The sweet, sweet taste of alphonsos might sour India’s mega power dreams.
The government finds itself confronted by a determined group of alphonso mango farmers who have refused to yield even an inch of their land for the proposed 4,000 megawatt ultra-mega power project (UMPP) in Girye in coastal Maharashtra.
Girye in Maharashtra, Power Minister Sushil Kumar Shinde’s home state, according to sources was chosen after the Central Electricity Commission carried out a detailed feasibility study and gave its go-ahead completely overlooking sensitivities of local alphonso growers.
The 3,000-acre piece of land originally earmarked for the project spreads over four villages with a population of about 4,000. As much as 75 per cent of the proposed site is within the alphonso farming belt.
Government sources admit that these farmers have spurned the government’s relief and rehabilitation offers as they feel that no new site would be suited for alphonso farming.
After two decades, Indian mangoes, especially the mouthwatering alphonsos, have found their way into lucrative the US market and farmers believe that uprooting them from the conventional farming areas would let go India’s advantage in new found global mango bazaar.
Many Indian business conglomerates, including Reliance Industries, Bharti, and ITC, have also chosen to cash in on the boom and are investing heavily in mango farming.

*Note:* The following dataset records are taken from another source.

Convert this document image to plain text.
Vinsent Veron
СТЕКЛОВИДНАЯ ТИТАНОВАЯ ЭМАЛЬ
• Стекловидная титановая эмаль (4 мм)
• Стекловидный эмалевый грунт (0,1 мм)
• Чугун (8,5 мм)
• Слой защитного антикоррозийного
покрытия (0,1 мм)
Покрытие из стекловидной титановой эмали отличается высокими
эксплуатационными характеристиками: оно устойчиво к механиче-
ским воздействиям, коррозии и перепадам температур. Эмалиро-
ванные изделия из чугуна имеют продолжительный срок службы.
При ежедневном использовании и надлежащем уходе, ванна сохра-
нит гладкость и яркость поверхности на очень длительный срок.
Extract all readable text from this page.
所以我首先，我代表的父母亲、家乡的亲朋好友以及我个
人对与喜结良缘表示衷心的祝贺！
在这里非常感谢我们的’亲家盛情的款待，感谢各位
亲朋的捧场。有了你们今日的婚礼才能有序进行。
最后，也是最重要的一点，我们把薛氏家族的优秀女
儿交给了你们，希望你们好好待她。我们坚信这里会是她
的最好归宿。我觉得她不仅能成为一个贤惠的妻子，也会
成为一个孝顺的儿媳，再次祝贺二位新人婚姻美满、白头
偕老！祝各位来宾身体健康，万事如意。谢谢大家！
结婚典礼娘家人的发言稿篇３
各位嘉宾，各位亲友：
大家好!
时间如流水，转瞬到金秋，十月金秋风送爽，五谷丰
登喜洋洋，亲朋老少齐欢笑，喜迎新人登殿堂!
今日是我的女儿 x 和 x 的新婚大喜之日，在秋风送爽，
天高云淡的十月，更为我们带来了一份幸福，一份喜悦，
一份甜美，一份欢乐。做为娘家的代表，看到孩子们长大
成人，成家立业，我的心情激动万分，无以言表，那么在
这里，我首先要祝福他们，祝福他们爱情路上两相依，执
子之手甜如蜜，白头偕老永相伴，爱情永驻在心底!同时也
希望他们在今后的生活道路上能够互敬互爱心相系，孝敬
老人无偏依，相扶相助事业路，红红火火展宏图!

India is the largest producer of mangoes producing 10.9 million metric tonne.
A confused government would now have to look for an alternate site in Maharashtra for the proposed UMPP. “Girye was one of the first site identified for an UMPP and if the site is abandoned it would be a huge loss of face for the government and would jolt investors confidence,” a source said.
However, there has been no official communication from the Maharashtra government about a new site or abandoning of the originally proposed site, he added.
A Parliamentary panel has also rapped the government for the tardy implementation of the ambitious ultra-mega power projects as environmental concerns, location disputes and differences with state governments continue to dog many of the planned projects.
Of the 9 locations identified for UMPPs, three including Girye in Maharashtra, Akaltara in Chattisgarh and Tadri in Karnataka may have to be eventually abandoned. Despite being a pit head project, the Akaltara project has been dogged by coal linkage issues, while the Tadri project has been delayed due to various reasons, including the unstable political situation in Karnataka.